En dépit de l’impact visible des réformes menées, les négationnistes impénitents pensent que confier chaque tâche au profil correspondant dans une ambassade est synonyme de pléthore. Alors qu’une mission diplomatique est aussi l’extension de l’administration de tout un pays avec tous ses pouvoirs et ses attributs. C’est autant dire qu’une mission diplomatique a besoin de politique, d’économiste, de militaire, de communicant, d’informaticien, de juriste, de sociologue, de fleuriste, de secrétaire, etc. Parce que, les besoins de ses usagers sont divers et variés. D’ailleurs, savent-ils qu’avant le 5 septembre 2021, que dans certaines ambassades guinéennes, il n’y avait que l’ambassadeur et son secrétaire ?
Outre que l’image piteuse que cela renvoyait de la Guinée, comment pouvait-elle satisfaire aux besoins des guinéens résidents et autres usagers ?
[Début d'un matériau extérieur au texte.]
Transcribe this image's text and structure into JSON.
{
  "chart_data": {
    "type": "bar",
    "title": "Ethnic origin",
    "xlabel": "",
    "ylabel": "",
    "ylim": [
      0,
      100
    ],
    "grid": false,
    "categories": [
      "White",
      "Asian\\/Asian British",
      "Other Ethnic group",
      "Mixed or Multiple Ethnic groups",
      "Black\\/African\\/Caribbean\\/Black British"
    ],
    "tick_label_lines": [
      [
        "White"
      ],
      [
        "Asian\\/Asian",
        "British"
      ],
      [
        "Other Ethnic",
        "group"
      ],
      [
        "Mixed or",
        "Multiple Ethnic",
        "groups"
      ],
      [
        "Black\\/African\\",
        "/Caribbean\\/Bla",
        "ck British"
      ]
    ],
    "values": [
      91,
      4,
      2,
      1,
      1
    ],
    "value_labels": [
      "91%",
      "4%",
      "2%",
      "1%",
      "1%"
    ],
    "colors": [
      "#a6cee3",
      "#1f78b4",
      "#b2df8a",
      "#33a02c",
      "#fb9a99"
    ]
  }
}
Dans la matérialisation de la nouvelle vision de la politique étrangère du Général Mamadi Doumbouya, les nominations faites sur la base des critères objectifs, pour doter les ambassades guinéennes en personnel qualifié, ont eu des résultats positifs énormes. Les infrastructures des missions diplomatiques sont devenues le reflet non seulement de la nouvelle vision diplomatique, mais aussi leurs prestations sont de qualité transcendante. Qui mieux que les guinéens établis à l’étranger pour le témoigner?
Si les missions classiques d’une mission diplomatique sont de représenter, négocier et renseigner, à date elles s’accomplissent à merveille.
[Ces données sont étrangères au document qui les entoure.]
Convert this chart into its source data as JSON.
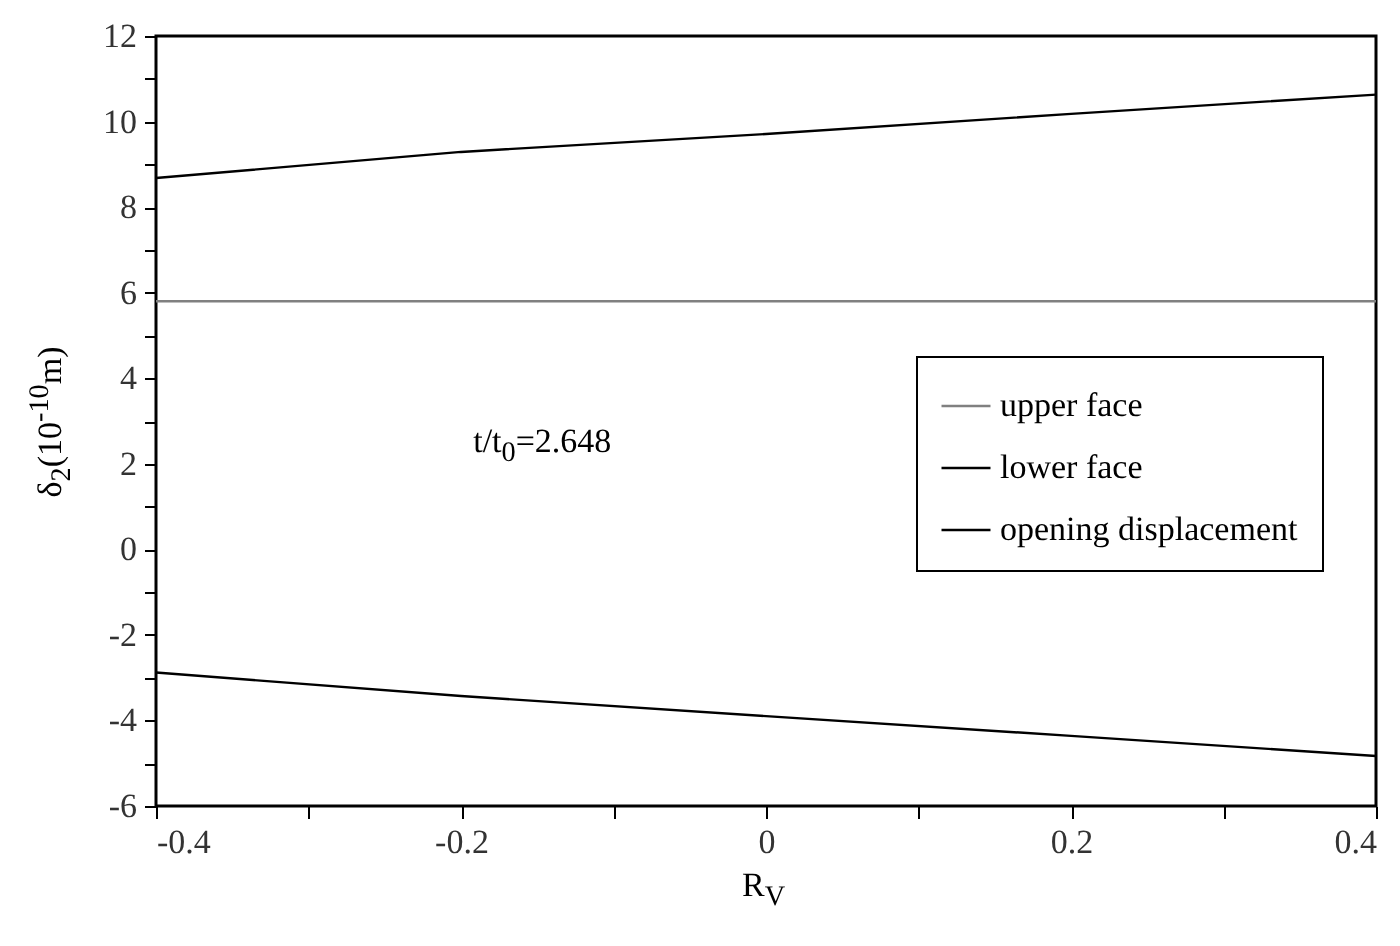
{
  "chart_data": {
    "type": "line",
    "xlabel": "R$_{V}$",
    "ylabel": "δ$_{2}$(10$^{-10}$m)",
    "annotations": [
      "t/t$_{0}$=2.648"
    ],
    "x": [
      -0.4,
      -0.2,
      0,
      0.2,
      0.4
    ],
    "series": [
      {
        "name": "upper face",
        "color": "#808080",
        "values": [
          5.8,
          5.8,
          5.8,
          5.8,
          5.8
        ]
      },
      {
        "name": "lower face",
        "color": "#000000",
        "values": [
          -2.88,
          -3.43,
          -3.9,
          -4.36,
          -4.83
        ]
      },
      {
        "name": "opening displacement",
        "color": "#000000",
        "values": [
          8.68,
          9.29,
          9.71,
          10.18,
          10.63
        ]
      }
    ],
    "xlim": [
      -0.4,
      0.4
    ],
    "ylim": [
      -6,
      12
    ],
    "xticks": [
      -0.4,
      {
        "value": -0.3,
        "label": null
      },
      -0.2,
      {
        "value": -0.1,
        "label": null
      },
      0,
      {
        "value": 0.1,
        "label": null
      },
      0.2,
      {
        "value": 0.3,
        "label": null
      },
      0.4
    ],
    "yticks": [
      -6,
      {
        "value": -5,
        "label": null
      },
      -4,
      {
        "value": -3,
        "label": null
      },
      -2,
      {
        "value": -1,
        "label": null
      },
      0,
      {
        "value": 1,
        "label": null
      },
      2,
      {
        "value": 3,
        "label": null
      },
      4,
      {
        "value": 5,
        "label": null
      },
      6,
      {
        "value": 7,
        "label": null
      },
      8,
      {
        "value": 9,
        "label": null
      },
      10,
      {
        "value": 11,
        "label": null
      },
      12
    ],
    "legend": "right",
    "grid": false,
    "marker": "none",
    "line_style": "solid"
  }
}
Au plan économique, il convient de rappeler que grâce aux missions diplomatiques, la Guinée a normalisé ses relations avec les institutions économiques et financières internationales. Elles ont aussi permis à la Guinée de brasser des milliards de dollars, à travers des accords de financement, de prêts,( remboursables ou non remboursables), des conventions etc. Ces accords et conventions contribuent aujourd’hui, au développement de les secteurs de la vie nationale: infrastructures , santé , éducation, agriculture, énergie, industrie etc. Et le couronnement de leurs efforts est le mega projet Simandou, qui en est la preuve vivante.
Les missions diplomatiques guinéennes font litière en amont, pour la réussite de toutes les missions gouvernementales à l’étranger. Leur participation aux conférence, forums, expositions, sessions, assemblées et sommets internationaux, se prépare à petit bruit . Elles s’investissent également au plan sportif dans la participation des équipes guinéennes aux compétitions internationales.
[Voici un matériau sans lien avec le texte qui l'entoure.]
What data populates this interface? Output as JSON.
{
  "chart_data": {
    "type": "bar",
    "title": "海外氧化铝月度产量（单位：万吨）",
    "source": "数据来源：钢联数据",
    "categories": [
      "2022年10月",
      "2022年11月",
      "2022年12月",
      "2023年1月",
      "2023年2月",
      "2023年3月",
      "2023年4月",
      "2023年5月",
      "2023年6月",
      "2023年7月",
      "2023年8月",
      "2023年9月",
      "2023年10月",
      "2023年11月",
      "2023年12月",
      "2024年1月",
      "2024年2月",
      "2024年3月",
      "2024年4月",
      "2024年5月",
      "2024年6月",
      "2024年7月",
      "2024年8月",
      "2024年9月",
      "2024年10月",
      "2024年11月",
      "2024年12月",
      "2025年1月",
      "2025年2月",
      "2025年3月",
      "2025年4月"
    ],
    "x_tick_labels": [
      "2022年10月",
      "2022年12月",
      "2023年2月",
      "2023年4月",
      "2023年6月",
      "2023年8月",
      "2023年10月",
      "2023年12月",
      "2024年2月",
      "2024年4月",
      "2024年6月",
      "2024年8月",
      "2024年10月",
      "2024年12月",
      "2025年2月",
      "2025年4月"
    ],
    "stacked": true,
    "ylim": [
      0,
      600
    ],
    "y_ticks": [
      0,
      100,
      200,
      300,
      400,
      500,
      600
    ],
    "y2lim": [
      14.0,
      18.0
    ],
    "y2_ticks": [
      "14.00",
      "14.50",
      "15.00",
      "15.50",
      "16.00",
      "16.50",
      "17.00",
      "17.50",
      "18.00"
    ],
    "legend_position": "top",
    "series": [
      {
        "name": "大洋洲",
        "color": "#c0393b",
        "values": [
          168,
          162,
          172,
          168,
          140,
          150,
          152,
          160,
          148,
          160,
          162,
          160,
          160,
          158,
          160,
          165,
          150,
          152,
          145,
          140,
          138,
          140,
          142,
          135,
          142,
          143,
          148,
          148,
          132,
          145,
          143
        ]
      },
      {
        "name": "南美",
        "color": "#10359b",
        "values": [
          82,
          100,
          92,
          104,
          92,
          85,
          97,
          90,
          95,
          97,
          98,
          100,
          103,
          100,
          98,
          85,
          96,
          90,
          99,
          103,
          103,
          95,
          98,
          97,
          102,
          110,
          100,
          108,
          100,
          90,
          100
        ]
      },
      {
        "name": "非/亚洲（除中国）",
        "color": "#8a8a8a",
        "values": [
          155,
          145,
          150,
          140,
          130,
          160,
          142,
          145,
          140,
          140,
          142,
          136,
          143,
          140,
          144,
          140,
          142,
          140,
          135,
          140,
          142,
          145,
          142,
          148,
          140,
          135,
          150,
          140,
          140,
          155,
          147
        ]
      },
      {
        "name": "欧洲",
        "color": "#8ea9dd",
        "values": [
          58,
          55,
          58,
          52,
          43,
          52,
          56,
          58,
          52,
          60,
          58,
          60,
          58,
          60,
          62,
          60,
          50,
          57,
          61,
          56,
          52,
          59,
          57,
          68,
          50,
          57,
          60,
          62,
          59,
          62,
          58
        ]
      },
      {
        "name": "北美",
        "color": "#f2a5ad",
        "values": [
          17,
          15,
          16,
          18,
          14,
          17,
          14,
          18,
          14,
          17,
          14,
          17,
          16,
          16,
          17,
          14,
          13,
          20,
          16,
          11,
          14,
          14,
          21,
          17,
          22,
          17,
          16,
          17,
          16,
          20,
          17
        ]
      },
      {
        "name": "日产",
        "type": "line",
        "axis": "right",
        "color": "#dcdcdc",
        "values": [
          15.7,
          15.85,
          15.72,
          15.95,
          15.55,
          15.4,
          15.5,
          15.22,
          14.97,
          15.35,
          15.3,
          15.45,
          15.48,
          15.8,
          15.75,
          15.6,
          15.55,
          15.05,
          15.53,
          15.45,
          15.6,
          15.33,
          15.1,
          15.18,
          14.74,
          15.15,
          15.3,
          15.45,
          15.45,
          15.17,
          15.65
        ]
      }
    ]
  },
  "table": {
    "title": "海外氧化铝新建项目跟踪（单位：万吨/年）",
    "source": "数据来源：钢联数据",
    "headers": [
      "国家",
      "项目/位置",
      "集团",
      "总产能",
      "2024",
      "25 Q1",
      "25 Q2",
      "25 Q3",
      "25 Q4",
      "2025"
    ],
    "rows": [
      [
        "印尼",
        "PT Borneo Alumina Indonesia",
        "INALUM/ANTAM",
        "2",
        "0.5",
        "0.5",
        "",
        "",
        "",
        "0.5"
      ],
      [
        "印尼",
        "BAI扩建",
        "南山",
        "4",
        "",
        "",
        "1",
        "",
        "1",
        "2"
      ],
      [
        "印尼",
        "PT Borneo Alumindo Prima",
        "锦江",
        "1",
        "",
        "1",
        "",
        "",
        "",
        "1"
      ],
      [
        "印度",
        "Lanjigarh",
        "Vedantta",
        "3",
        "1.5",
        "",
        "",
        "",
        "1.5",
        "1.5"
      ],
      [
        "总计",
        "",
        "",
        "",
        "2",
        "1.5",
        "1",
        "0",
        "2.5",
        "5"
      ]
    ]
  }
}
Que retenir du volet culturel, à travers les artistes guinéens qui sont souvent invités aux festivals internationaux ? Encore des évacuations sanitaires ?
Au plan de la formation académique et scientifique, les missions diplomatiques guinéennes participent aux négociations des bourses d’études auprès des pays amis. Tenez! Si tout cela est possible de nos jours, c’est grâce à la dotation des ambassades en personnel en quantité et qualité. À ce jour, y a-t-il un seul aspect de la vie qui ne soit pas pris charge par la politique étrangère guinéenne ?
Quoiqu’on dira, force est d’admettre que la diplomatique guinéenne version Dr. Morissanda Kouyaté, écrit jour après jour ses lettres de noblesse. En reposant sur la souveraineté comme rempart, elle a opéré une métamorphose qui force l’admiration au niveau national et international.